The change will be reflected in the 2014-2015 FAFSA form, which is set to use terms like “Parent 1 (father/mother/stepparent)” and “Parent 2 (father/mother/stepparent)” instead of gender-specific terms like “mother” and “father.” The new FAFSA form will come out Jan. 1.
But the new change also has an impact on the 2013-2014 FAFSA. If the student hasn’t yet submitted that form for this school year, he or she is expected to respond to all questions related to marital status in accordance with the updated guidance. A student who previously submitted a 2013-2014 FAFSA may elect to submit a correction in light of the change
The new policy builds off an earlier announcement from the Education Department in April prior to the court ruling against DOMA requiring FAFSA to count the resources of same-sex parents for a student, if those parents live together, when determining eligibility for financial aid.

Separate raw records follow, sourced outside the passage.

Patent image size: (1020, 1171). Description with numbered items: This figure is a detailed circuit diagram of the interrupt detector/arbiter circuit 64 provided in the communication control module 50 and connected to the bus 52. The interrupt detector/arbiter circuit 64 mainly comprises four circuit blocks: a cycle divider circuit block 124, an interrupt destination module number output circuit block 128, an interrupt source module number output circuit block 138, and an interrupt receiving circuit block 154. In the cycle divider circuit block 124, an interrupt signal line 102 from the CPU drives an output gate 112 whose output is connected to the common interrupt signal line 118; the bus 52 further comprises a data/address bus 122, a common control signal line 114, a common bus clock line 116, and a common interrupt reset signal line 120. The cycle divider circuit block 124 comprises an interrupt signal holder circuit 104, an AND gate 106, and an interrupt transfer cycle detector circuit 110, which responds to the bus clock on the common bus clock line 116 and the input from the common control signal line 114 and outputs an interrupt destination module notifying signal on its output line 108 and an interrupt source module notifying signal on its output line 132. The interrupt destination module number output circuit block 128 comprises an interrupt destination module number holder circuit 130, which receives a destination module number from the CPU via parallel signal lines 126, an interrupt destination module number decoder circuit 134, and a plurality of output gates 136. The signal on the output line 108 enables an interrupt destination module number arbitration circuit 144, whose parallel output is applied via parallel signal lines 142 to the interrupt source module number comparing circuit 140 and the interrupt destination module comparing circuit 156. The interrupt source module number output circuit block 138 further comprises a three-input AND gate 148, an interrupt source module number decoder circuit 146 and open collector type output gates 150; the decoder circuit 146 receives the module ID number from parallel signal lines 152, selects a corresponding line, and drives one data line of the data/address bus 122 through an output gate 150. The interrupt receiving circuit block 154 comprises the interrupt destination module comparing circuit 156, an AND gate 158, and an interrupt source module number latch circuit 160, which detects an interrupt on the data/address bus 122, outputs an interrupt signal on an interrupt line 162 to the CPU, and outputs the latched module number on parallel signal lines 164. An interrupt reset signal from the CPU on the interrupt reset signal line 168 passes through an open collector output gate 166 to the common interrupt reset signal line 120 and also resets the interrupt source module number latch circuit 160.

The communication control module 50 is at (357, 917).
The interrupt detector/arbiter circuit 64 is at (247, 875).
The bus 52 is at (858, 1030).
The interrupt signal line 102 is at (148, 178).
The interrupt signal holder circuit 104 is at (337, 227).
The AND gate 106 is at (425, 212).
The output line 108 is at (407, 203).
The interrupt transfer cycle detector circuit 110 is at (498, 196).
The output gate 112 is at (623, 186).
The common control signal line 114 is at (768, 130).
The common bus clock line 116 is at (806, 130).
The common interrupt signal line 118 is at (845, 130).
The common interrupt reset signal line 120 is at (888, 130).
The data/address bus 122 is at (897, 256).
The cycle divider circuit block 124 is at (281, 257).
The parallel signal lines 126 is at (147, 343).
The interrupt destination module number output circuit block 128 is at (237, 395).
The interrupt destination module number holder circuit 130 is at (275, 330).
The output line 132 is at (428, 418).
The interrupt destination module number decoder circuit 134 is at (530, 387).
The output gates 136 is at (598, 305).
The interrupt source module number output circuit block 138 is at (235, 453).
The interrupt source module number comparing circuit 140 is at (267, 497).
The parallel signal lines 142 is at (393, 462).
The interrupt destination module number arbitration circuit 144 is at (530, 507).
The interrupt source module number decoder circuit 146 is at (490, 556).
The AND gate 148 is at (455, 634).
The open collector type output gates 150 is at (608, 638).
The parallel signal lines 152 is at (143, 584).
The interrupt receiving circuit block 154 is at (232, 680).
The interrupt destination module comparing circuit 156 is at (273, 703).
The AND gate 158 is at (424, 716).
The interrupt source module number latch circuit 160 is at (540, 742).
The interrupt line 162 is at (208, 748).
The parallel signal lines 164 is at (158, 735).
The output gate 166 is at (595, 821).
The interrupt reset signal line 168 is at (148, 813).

Michael Cole-Schwartz, a spokesperson for the Human Rights Campaign, said his organization is happy with the new policy.
“We’re pleased that the Department of Education, like other federal agencies, has taken steps to ensure that same-sex spouses are fully and equally recognized, regardless of where those couples live,” Cole-Schwartz said. “This policy will ensure that students in same-sex marriages and the children of married same-sex couples are treated fairly and equally under the federal financial aid system.”